Koestler, Arthur (Vol. 6)
Koestler, Arthur 1905–
Koestler, a Hungarian-born British novelist and essayist, has been called "a brilliant dealer in ideas and a masterful dialectitian." He has said that all of his novels deal with "the problem of Ends and Means": "whether, or to what extent, and in what circumstances, a noble end justifies the use of ignoble means." Koestler's abiding concern with the "two cultures" found its most impressive expression in The Act of Creation, the extraordinary book which was called "the most ambitious work in the life sciences since Darwin's epochal Origin of Species." (See also Contemporary Authors, Vols. 1-4, rev. ed.)
I have always been inclined to attribute to Arthur Koestler's Darkness at Noon an almost unique significance among the literary works of our time; not only because it has done more than any other novel to determine people's attitudes to contemporary history but because in a strange way the book has developed a life of its own which at moments seems to become quite independent of its author's intentions. Koestler's object was to expose the reality which lay behind the façade of the great Russian state trials of the 1930s, and he did it so effectively that to thousands, even millions, of people communism, and the communist party, stripped of at least one layer of illusion, have never looked the same again. (p. 47)
R, in Encounter (© 1970 by Encounter Ltd.), January, 1970.
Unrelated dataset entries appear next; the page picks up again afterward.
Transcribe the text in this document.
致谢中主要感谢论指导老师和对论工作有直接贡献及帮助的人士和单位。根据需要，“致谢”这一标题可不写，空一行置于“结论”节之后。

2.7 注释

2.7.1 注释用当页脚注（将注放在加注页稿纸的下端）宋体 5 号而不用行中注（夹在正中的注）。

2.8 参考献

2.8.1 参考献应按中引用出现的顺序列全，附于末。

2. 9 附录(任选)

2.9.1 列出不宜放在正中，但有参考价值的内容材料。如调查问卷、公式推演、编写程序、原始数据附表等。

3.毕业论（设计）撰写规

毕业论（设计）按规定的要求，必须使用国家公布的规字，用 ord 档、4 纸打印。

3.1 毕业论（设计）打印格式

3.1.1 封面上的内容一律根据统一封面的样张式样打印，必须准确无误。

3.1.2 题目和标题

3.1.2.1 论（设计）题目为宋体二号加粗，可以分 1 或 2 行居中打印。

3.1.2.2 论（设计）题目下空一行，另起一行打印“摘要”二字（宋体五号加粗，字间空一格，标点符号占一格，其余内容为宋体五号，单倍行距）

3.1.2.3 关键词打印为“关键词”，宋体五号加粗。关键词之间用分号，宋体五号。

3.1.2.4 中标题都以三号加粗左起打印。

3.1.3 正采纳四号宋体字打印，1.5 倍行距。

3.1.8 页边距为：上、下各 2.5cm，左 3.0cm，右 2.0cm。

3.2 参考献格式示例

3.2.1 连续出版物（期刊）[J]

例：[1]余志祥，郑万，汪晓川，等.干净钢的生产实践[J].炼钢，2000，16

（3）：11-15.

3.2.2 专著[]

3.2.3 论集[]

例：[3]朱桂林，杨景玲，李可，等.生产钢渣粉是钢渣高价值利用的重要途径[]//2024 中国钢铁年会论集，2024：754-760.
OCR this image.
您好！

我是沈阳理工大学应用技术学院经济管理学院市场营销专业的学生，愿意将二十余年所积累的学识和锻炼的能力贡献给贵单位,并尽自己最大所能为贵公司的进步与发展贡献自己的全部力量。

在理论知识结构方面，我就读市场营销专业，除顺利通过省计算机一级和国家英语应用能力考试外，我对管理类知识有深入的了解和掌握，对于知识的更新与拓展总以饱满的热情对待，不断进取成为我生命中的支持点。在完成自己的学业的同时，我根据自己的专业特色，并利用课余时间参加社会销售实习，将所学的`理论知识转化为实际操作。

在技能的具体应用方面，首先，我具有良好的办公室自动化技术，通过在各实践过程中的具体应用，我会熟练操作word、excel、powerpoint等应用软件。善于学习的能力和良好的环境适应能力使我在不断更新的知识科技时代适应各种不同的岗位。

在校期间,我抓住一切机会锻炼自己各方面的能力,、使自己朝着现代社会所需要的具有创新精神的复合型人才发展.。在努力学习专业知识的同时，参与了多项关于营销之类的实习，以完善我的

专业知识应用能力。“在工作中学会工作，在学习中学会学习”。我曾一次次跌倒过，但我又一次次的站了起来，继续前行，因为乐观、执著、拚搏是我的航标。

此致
Arthur Koestler is a brilliantly clever man, and [The Heel of Achilles: Essays 1968–1973, a] collection of essays, lectures and reviews is compulsively readable. Among the matters upon which he expresses opinions are the human Predicament, education, contemporary art, the reductionist concept of life, psycholinguistics, national differences in psychiatric diagnosis, the mediocracy that is apparently to be our future ruling class, the "biological timebomb" and the shortcomings of those simpler-minded forms of zoologism which see us as naked apes or as animals compelled to make war for sexual territories.
The main piece and that which colours the whole book, is 'The Urge to Self-destruction'. Koestler believes that something has gone wrong in human evolution and that some terrible evolutionary misadventure has made it possible for human beings to indulge in the behavioural enormity of killing members of their own species.
"The crisis of our time," he says, "can be summed up in a single sentence"—in effect, that since Hiroshima mankind has had to live with the prospect of its extinction as a biological species. It is as if, he says, the first atomic bombs had produced a kind of psychoactive fall-out, creating "such bizarre phenomena" as hippies, drop-outs, flower people and barefoot crusaders without a cross. I think it intolerably glib to interpret the origins of such people as if they were sociological mutants analogous to genetic mutants. The figure of speech is a brilliant—an excellent example of the aberration of thought I have described as "poetism." Its danger is to create an illusion of serious explanatory significance which is not wholly dispelled by an excusatory "it is as if…."
Peter Medawar, "Getting it Right and Wrong," in The Spectator (© 1974 by The Spectator; reprinted by permission of The Spectator), April 27, 1974, p. 515.
Mr. Koestler is a learned and witty man who seems to enjoy writing about almost everything. In one book after another—novels, autobiographical volumes, and an endless succession of essay collections—he has labored to introduce what he takes to be a sane perspective upon the vital issues of the day. Readers who have made an effort to keep up with him in the course of thirty years or more will know that his enduring interests have been politics and the biological sciences, and that he has tended to elaborate those interests as part of a broader concern with the issue of orthodoxy. (p. 25)
Robert Boyers, "Sanity and Limitation," in The New Republic (reprinted by permission of The New Republic; © 1975 by The New Republic, Inc.), February 1, 1975, pp. 25-7.